La mission d’information et d’évaluation (MIE) relative à la politique agricole et alimentaire de la Région Nouvelle-Aquitaine a été présentée, le 23 septembre 2024, lors d’une séance plénière du conseil régional consacrée à la politique agricole.

La MIE relative à la politique agricole et alimentaire de la Région Nouvelle-Aquitaine a été présent - © D.R.
La MIE relative à la politique agricole et alimentaire de la Région Nouvelle-Aquitaine a été présent - © D.R.

Lancer un appel à manifestation d’intérêt (AMI) sur l’agroécologie, engager des projets alimentaires territoriaux (PAT) « territoires en précarité alimentaire », poursuivre le soutien aux biocontrôles ou encore la mise en place de clauses miroirs à l’échelle européenne, telles sont certaines préconisations formulées par la mission d’information et d’évaluation (MIE) relative à la politique agricole et alimentaire de la Région Nouvelle-Aquitaine, et présentées le 23 septembre 2024 lors d’une séance plénière du conseil régional consacrée à la politique agricole.

La MIE s’est déroulée entre avril et septembre 2024, à l’initiative des conseillers régionaux de l’opposition, à savoir les élus des groupes Les Républicains et Centre et Indépendants. Elle était composée de 25 conseillers régionaux, avec pour président Pascal Coste (LR), également président du conseil départemental de la Corrèze, conseiller régional du groupe Les Républicains. Lydia Héraud (PS), présidente de la communauté des communes de l’Estuaire, conseillère régionale déléguée en charge de la viticulture et de VitiREV, en était la rapporteure.

Cette mission avait pour objet d’évaluer « les aides attribuées aux agriculteurs, les dotations aux nouveaux et jeunes agriculteurs, à l’installation, à l’accompagnement vers les transitions, à l’innovation, aux subventions pour lutter contre le changement climatique, ainsi que les répercussions et les résultats chiffrés des éco-socio-conditionnalités et des différentes feuilles de route, pactes et règlements d’intervention ».
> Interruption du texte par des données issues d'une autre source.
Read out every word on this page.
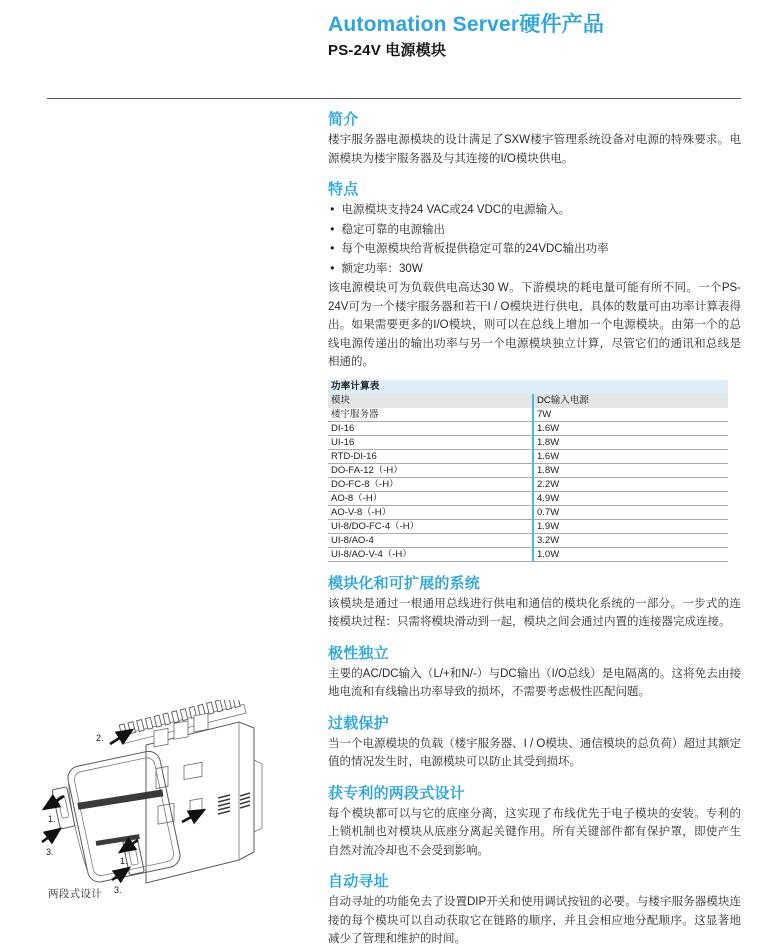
Automation Server硬件产品
PS-24V 电源模块
简介

楼宇服务器电源模块的设计满足了SXW楼宇管理系统设备对电源的特殊要求。电源模块为楼宇服务器及与其连接的I/O模块供电。

特点
● 电源模块支持24 VAC或24 VDC的电源输入。
● 稳定可靠的电源输出
● 每个电源模块给背板提供稳定可靠的24VDC输出功率
● 额定功率：30W

该电源模块可为负载供电高达30 W。下游模块的耗电量可能有所不同。一个PS-24V可为一个楼宇服务器和若干I / O模块进行供电，具体的数量可由功率计算表得出。如果需要更多的I/O模块，则可以在总线上增加一个电源模块。由第一个的总线电源传递出的输出功率与另一个电源模块独立计算，尽管它们的通讯和总线是相通的。

功率计算表
模块	DC输入电源
楼宇服务器	7W
DI-16	1.6W
UI-16	1.8W
RTD-DI-16	1.6W
DO-FA-12（-H）	1.8W
DO-FC-8（-H）	2.2W
AO-8（-H）	4.9W
AO-V-8（-H）	0.7W
UI-8/DO-FC-4（-H）	1.9W
UI-8/AO-4	3.2W
UI-8/AO-V-4（-H）	1.0W
模块化和可扩展的系统

该模块是通过一根通用总线进行供电和通信的模块化系统的一部分。一步式的连接模块过程：只需将模块滑动到一起，模块之间会通过内置的连接器完成连接。

极性独立

主要的AC/DC输入（L/+和N/-）与DC输出（I/O总线）是电隔离的。这将免去由接地电流和有线输出功率导致的损坏，不需要考虑极性匹配问题。

过载保护

当一个电源模块的负载（楼宇服务器、I / O模块、通信模块的总负荷）超过其额定值的情况发生时，电源模块可以防止其受到损坏。

获专利的两段式设计

每个模块都可以与它的底座分离，这实现了布线优先于电子模块的安装。专利的上锁机制也对模块从底座分离起关键作用。所有关键部件都有保护罩，即使产生自然对流冷却也不会受到影响。

自动寻址

自动寻址的功能免去了设置DIP开关和使用调试按钮的必要。与楼宇服务器模块连接的每个模块可以自动获取它在链路的顺序，并且会相应地分配顺序。这显著地减少了管理和维护的时间。

2.
1.
3.
1.
3.
两段式设计
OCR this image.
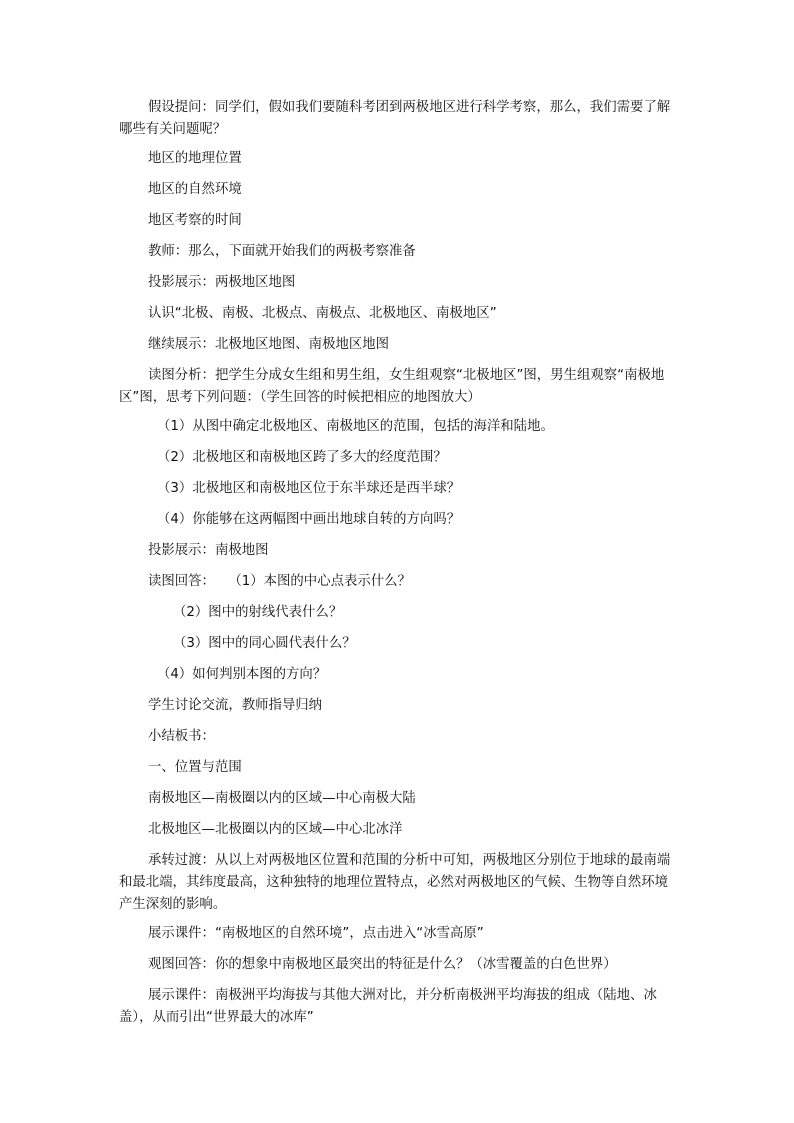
假设提问：同学们，假如我们要随科考团到两极地区进行科学考察，那么，我们需要了解哪些有关问题呢？

地区的地理位置

地区的自然环境

地区考察的时间

教师：那么，下面就开始我们的两极考察准备

投影展示：两极地区地图

认识“北极、南极、北极点、南极点、北极地区、南极地区”

继续展示：北极地区地图、南极地区地图

读图分析：把学生分成女生组和男生组，女生组观察“北极地区”图，男生组观察“南极地区”图，思考下列问题：（学生回答的时候把相应的地图放大）

（1）从图中确定北极地区、南极地区的范围，包括的海洋和陆地。

（2）北极地区和南极地区跨了多大的经度范围？

（3）北极地区和南极地区位于东半球还是西半球？

（4）你能够在这两幅图中画出地球自转的方向吗？

投影展示：南极地图

读图回答：　　（1）本图的中心点表示什么？

（2）图中的射线代表什么？

（3）图中的同心圆代表什么？

（4）如何判别本图的方向？

学生讨论交流，教师指导归纳

小结板书：

一、位置与范围

南极地区—南极圈以内的区域—中心南极大陆

北极地区—北极圈以内的区域—中心北冰洋

承转过渡：从以上对两极地区位置和范围的分析中可知，两极地区分别位于地球的最南端和最北端，其纬度最高，这种独特的地理位置特点，必然对两极地区的气候、生物等自然环境产生深刻的影响。

展示课件：“南极地区的自然环境”，点击进入“冰雪高原”

观图回答：你的想象中南极地区最突出的特征是什么？（冰雪覆盖的白色世界）

展示课件：南极洲平均海拔与其他大洲对比，并分析南极洲平均海拔的组成（陆地、冰盖），从而引出“世界最大的冰库”
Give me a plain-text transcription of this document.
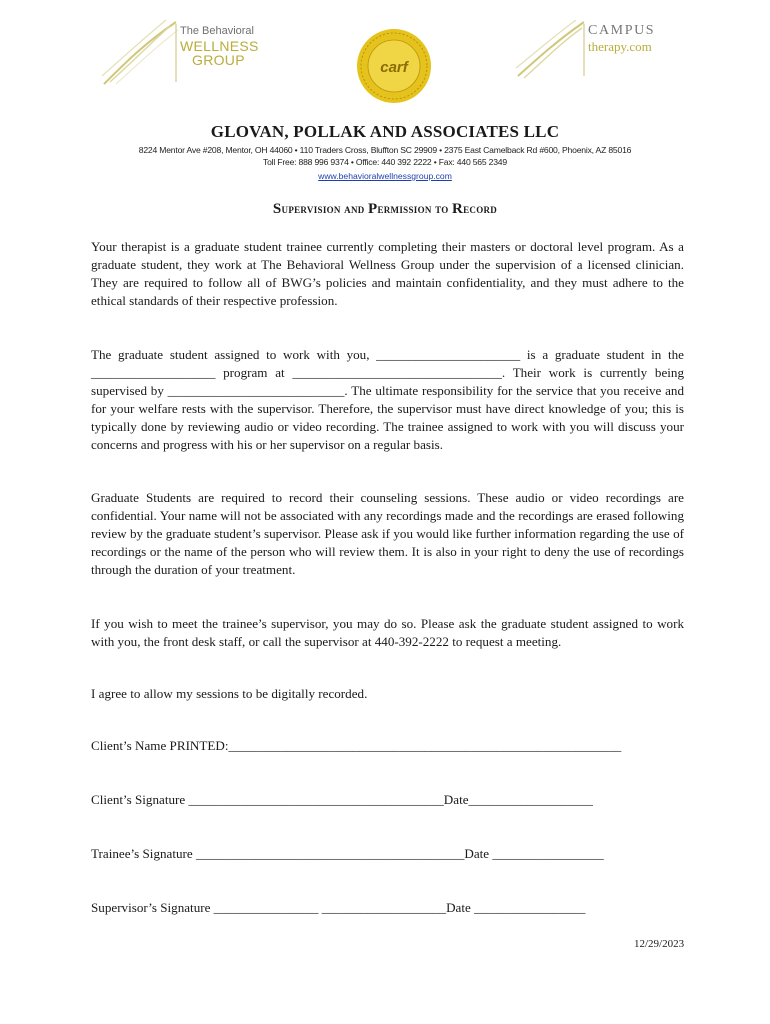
The Behavioral
WELLNESS
GROUP	carf
CAMPUS
therapy.com
GLOVAN, POLLAK AND ASSOCIATES LLC
8224 Mentor Ave #208, Mentor, OH 44060 • 110 Traders Cross, Bluffton SC 29909 • 2375 East Camelback Rd #600, Phoenix, AZ 85016
Toll Free: 888 996 9374 • Office: 440 392 2222 • Fax: 440 565 2349
www.behavioralwellnessgroup.com
Supervision and Permission to Record
Your therapist is a graduate student trainee currently completing their masters or doctoral level program. As a graduate student, they work at The Behavioral Wellness Group under the supervision of a licensed clinician. They are required to follow all of BWG’s policies and maintain confidentiality, and they must adhere to the ethical standards of their respective profession.
The graduate student assigned to work with you, ______________________ is a graduate student in the ___________________ program at ________________________________. Their work is currently being supervised by ___________________________. The ultimate responsibility for the service that you receive and for your welfare rests with the supervisor. Therefore, the supervisor must have direct knowledge of you; this is typically done by reviewing audio or video recording. The trainee assigned to work with you will discuss your concerns and progress with his or her supervisor on a regular basis.
Graduate Students are required to record their counseling sessions. These audio or video recordings are confidential. Your name will not be associated with any recordings made and the recordings are erased following review by the graduate student’s supervisor. Please ask if you would like further information regarding the use of recordings or the name of the person who will review them. It is also in your right to deny the use of recordings through the duration of your treatment.
If you wish to meet the trainee’s supervisor, you may do so. Please ask the graduate student assigned to work with you, the front desk staff, or call the supervisor at 440-392-2222 to request a meeting.
I agree to allow my sessions to be digitally recorded.
Client’s Name PRINTED:____________________________________________________________
Client’s Signature _______________________________________Date___________________
Trainee’s Signature _________________________________________Date _________________
Supervisor’s Signature ________________ ___________________Date _________________
12/29/2023
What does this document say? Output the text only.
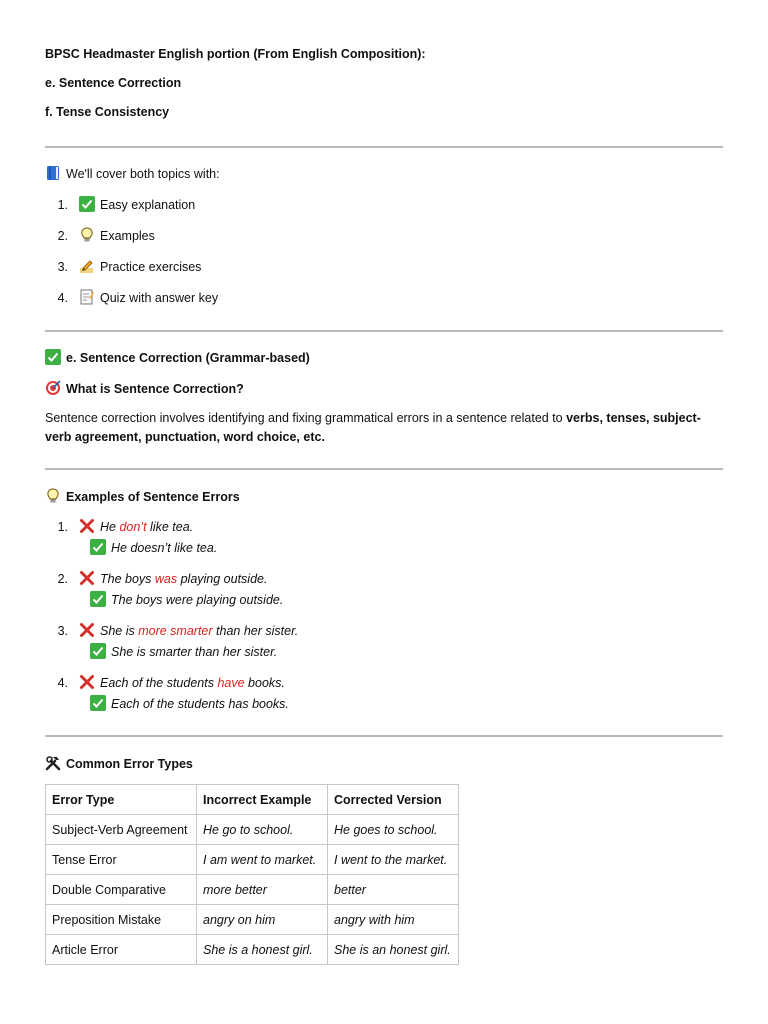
BPSC Headmaster English portion (From English Composition):
e. Sentence Correction
f. Tense Consistency
We'll cover both topics with:
1.	Easy explanation
2.	Examples
3.	Practice exercises
4.	Quiz with answer key
e. Sentence Correction (Grammar-based)
What is Sentence Correction?
Sentence correction involves identifying and fixing grammatical errors in a sentence related to verbs, tenses, subject-verb agreement, punctuation, word choice, etc.
Examples of Sentence Errors
1.	He don’t like tea.
He doesn’t like tea.
2.	The boys was playing outside.
The boys were playing outside.
3.	She is more smarter than her sister.
She is smarter than her sister.
4.	Each of the students have books.
Each of the students has books.
Common Error Types
Error Type	Incorrect Example	Corrected Version
Subject-Verb Agreement	He go to school.	He goes to school.
Tense Error	I am went to market.	I went to the market.
Double Comparative	more better	better
Preposition Mistake	angry on him	angry with him
Article Error	She is a honest girl.	She is an honest girl.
Les préconisations de portée régionale

Agroécologie

  • « Expérimenter l’agroécologie sur des territoires néo-aquitains à capacité d’exemplarité et d’entrainement :

    • Lancer un AMI sur l’agroécologie pour accompagner des territoires “moteurs” et tendre à la reconnaissance et une définition permettant la normalisation de l’agroécologie ;

  • Intégrer à cette démarche un groupe de travail pour l’appui aux Paiements pour Services Environnementaux. »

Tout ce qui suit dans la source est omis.